Article de Pierre Lévy, maître de conférences à l'Université Paris Dauphine - PSL

Récemment, plusieurs organisations (Médecins du monde, la Ligue contre le cancer, …) se sont élevées contre le prix de médicaments jugés trop onéreux 1. Dans les toutes dernières années à l’inverse, le manque de nouveaux antibiotiques et la pénurie croissante de médicaments ont conduit à s’interroger sur l’influence négative de prix trop bas. La question du juste prix du médicament est ainsi posée de façon récurrente en France comme dans la plupart des pays compte tenu de la dynamique des dépenses 2.
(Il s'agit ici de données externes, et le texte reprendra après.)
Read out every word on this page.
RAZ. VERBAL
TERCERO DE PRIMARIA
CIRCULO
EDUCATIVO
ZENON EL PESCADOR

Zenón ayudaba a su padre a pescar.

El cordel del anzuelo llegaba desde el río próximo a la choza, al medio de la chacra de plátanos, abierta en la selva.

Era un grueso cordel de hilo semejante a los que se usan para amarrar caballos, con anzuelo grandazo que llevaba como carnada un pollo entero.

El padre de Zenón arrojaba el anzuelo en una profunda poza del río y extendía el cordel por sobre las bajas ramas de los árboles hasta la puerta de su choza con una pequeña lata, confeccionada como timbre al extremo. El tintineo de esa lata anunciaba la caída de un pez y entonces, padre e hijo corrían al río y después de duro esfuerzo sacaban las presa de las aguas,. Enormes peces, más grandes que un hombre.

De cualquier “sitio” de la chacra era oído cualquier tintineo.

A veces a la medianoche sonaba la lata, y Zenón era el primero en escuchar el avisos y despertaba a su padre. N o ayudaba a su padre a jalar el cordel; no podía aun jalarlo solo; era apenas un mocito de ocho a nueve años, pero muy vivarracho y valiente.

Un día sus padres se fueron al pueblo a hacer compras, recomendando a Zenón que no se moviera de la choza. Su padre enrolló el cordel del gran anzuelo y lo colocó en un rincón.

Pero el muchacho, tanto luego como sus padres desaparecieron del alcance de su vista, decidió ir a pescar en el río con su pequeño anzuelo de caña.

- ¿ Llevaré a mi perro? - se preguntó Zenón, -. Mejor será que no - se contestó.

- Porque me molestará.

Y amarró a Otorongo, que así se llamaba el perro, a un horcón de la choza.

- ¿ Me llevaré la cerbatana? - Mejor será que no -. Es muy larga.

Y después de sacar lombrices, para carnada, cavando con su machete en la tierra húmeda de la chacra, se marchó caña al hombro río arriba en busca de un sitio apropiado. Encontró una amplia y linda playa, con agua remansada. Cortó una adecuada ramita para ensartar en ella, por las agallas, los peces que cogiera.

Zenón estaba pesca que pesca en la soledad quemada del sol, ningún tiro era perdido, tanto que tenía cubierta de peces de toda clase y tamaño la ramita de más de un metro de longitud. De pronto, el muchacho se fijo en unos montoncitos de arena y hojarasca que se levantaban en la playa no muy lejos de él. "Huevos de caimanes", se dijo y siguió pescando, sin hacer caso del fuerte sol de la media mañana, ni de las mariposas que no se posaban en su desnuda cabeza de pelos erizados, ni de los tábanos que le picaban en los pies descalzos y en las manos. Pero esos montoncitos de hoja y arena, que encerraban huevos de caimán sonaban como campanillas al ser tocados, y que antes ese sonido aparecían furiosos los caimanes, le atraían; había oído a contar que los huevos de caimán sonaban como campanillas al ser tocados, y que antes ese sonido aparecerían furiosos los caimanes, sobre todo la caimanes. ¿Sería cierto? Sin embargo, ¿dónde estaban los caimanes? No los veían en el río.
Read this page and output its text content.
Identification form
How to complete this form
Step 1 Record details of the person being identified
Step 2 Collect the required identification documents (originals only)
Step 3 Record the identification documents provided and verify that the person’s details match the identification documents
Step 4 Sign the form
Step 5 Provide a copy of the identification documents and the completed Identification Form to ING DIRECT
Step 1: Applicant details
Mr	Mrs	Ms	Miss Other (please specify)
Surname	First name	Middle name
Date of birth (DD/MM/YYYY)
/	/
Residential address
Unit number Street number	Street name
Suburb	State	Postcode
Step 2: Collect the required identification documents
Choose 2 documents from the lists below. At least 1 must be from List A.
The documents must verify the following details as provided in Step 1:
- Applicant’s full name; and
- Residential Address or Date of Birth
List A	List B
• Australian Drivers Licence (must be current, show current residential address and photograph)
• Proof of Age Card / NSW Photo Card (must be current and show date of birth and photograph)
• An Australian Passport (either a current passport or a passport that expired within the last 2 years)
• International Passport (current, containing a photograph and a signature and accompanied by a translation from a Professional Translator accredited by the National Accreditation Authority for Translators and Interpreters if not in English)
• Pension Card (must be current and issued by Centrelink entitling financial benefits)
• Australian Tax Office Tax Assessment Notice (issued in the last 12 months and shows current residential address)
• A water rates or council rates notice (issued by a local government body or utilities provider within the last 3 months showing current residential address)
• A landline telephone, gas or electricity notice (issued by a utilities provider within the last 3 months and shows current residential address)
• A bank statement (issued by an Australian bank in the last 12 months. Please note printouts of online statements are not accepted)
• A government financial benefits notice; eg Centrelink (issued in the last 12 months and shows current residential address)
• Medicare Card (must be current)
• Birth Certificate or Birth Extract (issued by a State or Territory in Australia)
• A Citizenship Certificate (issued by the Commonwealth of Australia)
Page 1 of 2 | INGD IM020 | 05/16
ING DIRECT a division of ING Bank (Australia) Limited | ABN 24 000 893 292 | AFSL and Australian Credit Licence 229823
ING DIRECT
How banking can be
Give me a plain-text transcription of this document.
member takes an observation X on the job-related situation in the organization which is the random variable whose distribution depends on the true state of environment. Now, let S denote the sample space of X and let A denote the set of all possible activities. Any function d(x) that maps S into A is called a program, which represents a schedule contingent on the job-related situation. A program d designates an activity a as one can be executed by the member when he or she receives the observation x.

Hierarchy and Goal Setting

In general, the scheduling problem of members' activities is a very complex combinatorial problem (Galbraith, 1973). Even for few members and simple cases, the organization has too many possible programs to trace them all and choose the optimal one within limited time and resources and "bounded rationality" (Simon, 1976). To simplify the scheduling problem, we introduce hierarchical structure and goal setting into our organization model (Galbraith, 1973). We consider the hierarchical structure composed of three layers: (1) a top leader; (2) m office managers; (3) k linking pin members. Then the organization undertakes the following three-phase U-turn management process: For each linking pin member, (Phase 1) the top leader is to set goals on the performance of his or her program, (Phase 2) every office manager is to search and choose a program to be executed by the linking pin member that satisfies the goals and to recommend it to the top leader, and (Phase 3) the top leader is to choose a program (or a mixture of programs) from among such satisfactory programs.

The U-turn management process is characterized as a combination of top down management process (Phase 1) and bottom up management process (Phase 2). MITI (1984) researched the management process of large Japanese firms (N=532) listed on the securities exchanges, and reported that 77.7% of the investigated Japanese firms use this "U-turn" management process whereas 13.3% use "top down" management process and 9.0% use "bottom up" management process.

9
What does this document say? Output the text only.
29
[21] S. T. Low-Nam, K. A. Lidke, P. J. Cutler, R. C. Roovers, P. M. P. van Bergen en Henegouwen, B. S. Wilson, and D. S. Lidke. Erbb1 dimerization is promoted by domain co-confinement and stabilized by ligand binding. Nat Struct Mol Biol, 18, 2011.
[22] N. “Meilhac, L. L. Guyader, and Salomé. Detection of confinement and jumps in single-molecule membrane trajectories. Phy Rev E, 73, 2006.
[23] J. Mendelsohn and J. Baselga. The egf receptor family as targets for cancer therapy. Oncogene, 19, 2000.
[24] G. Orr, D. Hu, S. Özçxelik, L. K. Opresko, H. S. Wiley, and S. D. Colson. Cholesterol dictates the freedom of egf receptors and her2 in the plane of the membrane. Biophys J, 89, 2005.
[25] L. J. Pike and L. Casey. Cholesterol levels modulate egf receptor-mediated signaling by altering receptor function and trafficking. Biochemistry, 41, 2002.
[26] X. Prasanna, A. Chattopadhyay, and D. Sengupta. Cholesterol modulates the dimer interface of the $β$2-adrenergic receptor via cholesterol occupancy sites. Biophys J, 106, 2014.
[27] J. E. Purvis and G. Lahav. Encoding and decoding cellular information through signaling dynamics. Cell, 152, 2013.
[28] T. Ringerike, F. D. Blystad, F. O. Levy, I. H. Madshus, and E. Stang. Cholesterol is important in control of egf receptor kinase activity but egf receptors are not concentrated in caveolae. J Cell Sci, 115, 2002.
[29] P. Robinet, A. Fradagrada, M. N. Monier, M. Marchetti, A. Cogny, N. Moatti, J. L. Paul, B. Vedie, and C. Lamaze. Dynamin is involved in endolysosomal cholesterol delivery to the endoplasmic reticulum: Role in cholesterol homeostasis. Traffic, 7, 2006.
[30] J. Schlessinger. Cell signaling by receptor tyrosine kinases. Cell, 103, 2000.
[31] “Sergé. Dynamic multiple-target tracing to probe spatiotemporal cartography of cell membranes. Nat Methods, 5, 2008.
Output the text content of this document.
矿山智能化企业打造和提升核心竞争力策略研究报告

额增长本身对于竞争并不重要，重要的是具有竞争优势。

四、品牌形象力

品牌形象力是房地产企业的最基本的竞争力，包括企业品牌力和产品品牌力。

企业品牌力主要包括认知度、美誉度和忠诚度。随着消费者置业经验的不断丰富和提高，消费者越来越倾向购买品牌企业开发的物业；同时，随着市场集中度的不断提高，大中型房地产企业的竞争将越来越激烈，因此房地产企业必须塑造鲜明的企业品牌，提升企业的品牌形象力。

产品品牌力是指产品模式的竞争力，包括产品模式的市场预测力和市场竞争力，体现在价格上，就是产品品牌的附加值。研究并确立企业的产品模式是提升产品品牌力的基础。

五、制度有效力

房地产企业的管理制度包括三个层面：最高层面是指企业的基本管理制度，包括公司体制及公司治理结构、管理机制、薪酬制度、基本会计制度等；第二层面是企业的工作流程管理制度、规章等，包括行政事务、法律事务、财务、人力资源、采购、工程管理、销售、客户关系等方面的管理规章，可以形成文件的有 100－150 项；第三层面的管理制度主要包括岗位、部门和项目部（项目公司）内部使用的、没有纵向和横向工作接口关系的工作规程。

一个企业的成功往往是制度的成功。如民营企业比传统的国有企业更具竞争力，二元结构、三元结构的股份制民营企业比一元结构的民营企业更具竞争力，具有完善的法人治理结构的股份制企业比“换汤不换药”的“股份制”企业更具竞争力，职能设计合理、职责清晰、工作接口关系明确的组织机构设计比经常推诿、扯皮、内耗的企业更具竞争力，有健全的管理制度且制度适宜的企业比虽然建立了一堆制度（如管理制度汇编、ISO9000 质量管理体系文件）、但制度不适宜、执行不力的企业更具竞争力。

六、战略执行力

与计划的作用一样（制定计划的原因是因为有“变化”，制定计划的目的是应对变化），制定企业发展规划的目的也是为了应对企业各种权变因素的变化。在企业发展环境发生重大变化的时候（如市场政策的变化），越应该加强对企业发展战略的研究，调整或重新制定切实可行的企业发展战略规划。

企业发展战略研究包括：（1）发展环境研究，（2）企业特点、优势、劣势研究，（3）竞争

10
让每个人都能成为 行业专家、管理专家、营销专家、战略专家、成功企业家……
Pour éclairer cette question, nous nous intéresserons d’abord à la fixation des prix en France en explicitant le processus d’évaluation et de décision sous-jacent. Il faudra ensuite le resituer dans le contexte plus large de la régulation des dépenses de médicaments remboursés par l’assurance maladie qui joue sur les prix de façon dynamique mais aussi sur d’autres leviers. C’est dire que la fixation du prix initial au lancement d’un médicament n’est qu’une composante de la régulation globale des dépenses.

« Entre 2010 et 2020, le prix des médicaments en ville a baissé en moyenne de 4,2% par an »

Un constat chiffré illustre cette importance de la régulation et de son impact sur les prix. Entre 2010 et 2020, le prix des médicaments en ville a baissé en moyenne de 4,2% par an, cette forte pression sur les prix permettant une baisse globale de la consommation de médicaments ambulatoires de 1,2 % en moyenne annuelle entre 2014 et 2020 du fait d’une augmentation des volumes de prescription 3. On note une certaine inflexion depuis qui pourrait être révélatrice d’une évolution de la régulation, avec une baisse des prix qui n’est plus que de 3,3% en 2021 et de 3,4% en 2022, accompagnant une augmentation de la dépense ces années-là, de 4,3% puis 5,3%.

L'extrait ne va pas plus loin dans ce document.